Cromwell schließlich war überzeugt, „dass er das von Gott ausersehene Werkzeug seiner Gerechtigkeit zur Unterdrückung von Katholiken und Königstreuen sei.“

Weitere Beispiele ließen sich anfügen ...

Zuletzt nun „liegt das Schwert der göttlichen Vorsehung in den Händen der Marxisten. Hegel meinte, die Dialektik habe mit schicksalhafter Notwendigkeit Deutschland die Oberherrschaft verliehen. `Nein´, sprach Marx, `nicht Deutschland, sondern dem Proletariat´. Diese Lehre ist den früheren vom Auserwählten Volk und der göttlichen Vorsehung verwandt.“

Die Idee, sich für das besondere Werkzeug eines göttlichen Willens zu halten, sieht in ihrem Fatalismus den Kampf gegen ihre Gegner als einen Kampf gegen das Schicksal, und „fordert, der Kluge solle sich daher so schnell wie möglich auf die Seite des Siegers schlagen. Deshalb ist dies Argument politisch so gut zu gebrauchen.“

Der einzige, aber dafür umso schlagkräftigere Einwand gegen diese Idee ist der, „dass es eine Einsicht in die Absichten Gottes voraussetzt, die kein vernünftiger Mensch für sich beanspruchen kann.“

Das Problem, vor dem die selbsternannten Gotteskrieger stehen, besteht schlicht und ergreifend darin, dass sie nur durch Berufung auf den „göttlichen Willen“ die rücksichtslose Grausamkeit bei der Umsetzung dieses Willens rechtfertigen können, die ansonsten verwerflich wäre, wenn ihr Programm nur rein irdischen Ursprungs wäre.

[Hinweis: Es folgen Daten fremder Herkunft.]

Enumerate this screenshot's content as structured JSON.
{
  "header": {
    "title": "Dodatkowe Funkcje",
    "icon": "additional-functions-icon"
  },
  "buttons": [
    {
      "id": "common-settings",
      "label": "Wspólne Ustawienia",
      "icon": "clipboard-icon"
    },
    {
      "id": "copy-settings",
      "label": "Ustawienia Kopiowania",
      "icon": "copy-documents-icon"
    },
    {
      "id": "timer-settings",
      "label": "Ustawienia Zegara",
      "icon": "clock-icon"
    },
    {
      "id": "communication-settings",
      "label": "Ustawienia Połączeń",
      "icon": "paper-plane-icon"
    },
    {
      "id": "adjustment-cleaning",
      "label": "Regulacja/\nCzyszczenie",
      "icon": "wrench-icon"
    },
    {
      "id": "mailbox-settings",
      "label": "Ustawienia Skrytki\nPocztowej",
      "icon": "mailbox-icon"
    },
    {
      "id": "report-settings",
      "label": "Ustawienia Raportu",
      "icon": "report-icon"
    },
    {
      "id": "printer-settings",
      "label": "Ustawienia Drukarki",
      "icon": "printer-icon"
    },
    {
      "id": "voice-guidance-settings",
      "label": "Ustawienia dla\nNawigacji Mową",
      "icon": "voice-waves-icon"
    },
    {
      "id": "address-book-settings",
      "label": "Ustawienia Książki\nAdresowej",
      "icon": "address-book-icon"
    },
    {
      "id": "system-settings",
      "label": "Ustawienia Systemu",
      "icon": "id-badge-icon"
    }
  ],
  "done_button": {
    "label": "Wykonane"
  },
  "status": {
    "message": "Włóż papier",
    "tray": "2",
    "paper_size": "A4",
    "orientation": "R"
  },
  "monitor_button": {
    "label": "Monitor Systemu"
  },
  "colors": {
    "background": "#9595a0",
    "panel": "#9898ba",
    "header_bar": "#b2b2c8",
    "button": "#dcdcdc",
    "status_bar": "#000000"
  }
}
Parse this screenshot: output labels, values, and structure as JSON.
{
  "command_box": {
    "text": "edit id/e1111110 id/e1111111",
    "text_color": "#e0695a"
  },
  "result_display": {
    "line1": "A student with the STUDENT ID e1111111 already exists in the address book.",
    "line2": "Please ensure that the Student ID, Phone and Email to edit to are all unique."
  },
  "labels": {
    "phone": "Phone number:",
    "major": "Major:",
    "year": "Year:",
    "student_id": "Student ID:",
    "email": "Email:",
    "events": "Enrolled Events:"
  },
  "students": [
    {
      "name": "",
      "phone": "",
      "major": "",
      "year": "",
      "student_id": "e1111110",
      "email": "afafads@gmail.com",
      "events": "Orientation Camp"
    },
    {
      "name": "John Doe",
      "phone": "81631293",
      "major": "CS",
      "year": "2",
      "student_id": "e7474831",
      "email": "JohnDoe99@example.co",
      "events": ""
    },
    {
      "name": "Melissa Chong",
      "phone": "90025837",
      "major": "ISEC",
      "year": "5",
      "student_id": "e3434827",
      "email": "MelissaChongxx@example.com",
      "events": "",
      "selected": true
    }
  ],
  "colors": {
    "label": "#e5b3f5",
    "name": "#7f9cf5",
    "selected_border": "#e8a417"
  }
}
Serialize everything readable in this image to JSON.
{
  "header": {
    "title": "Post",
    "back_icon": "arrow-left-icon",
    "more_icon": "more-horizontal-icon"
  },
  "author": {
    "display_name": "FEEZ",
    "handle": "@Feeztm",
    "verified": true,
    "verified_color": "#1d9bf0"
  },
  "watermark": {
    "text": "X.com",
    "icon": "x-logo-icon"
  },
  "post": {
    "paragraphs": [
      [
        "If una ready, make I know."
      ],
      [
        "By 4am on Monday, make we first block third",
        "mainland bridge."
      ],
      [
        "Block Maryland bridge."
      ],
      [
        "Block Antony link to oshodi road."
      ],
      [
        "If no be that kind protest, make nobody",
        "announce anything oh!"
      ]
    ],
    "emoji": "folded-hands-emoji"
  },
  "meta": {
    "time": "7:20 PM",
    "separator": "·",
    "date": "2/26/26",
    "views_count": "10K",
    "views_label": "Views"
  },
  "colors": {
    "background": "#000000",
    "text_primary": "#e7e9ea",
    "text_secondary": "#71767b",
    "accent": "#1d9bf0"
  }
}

Es ist daher gut, „Gott auf unserer Seite zu wissen, aber einigermaßen verwirrend, den Feind vom Gegenteil genau so überzeugt zu finden. Wie es in den unsterblichen Versen eines Dichters aus dem ersten Weltkrieg so schön heißt:

Gott strafe England, und God save the King.
Gott dies und das – `Du lieber Gott«, sprach Gott,
»um Arbeit braucht mir nun nicht bange sein!´“

Russell zufolge ist der Glaube an eine göttliche Sendung eine der vielen vermeintlichen Gewissheiten, die dem Menschengeschlecht geschadet haben: „Ich glaube, eins der weisesten Worte, die jemals gesprochen wurden, war die Mahnung Cromwells an die Schotten vor der Schlacht von Dunbar: `Ich beschwöre euch um Christi Barmherzigkeit willen, denkt daran, dass ihr Unrecht haben könntet!´ Aber die Schotten dachten nicht daran, und so musste er sie im Kampf besiegen. Schade dass Cromwell diese Mahnung nie an sich selbst richtete.“

Die meisten und schlimmsten Übel, die der Mensch dem Menschen zugefügt hat, entsprangen, so Russell, „dem felsenfesten Glauben an die Richtigkeit falscher Überzeugungen. Die Wahrheit zu kennen ist schwieriger als die meisten glauben, und mit rücksichtsloser Entschlossenheit zu handeln, in dem Glauben, man habe die Wahrheit in Erbpacht, heißt Unheil heraufbeschwören.“

"Die meisten und schlimmsten Übel, die der Mensch dem Menschen zugefügt hat, entsprangen dem felsenfesten Glauben an die Richtigkeit falscher Überzeugungen"
 - Gräberfeld des 1. Weltkrieges - 

Daher seien lange Überlegungen, dass man gegenwärtige sichere Leiden zufügen müsse, um eines zweifelhaften zukünftigen Vorteils teilhaftig zu werden, stets mit Argwohn zu betrachten, denn, wie Shakespeare sagte, `Das Kommende ist noch ungewiss´.

Selbst der Klügste gehe weit irre, wenn er auch nur auf zehn Jahre die Zukunft vorhersagen will. „Im öffentlichen wie im Privatleben kommt es auf Toleranz und Freundlichkeit an, nicht aber auf die Anmaßung einer übermenschlichen Gabe, in die Zukunft zu schauen.“

Zitate aus: Bertrand Russell: Unpopuläre Betrachtungen, Zürich 2009 (Europa Verlag)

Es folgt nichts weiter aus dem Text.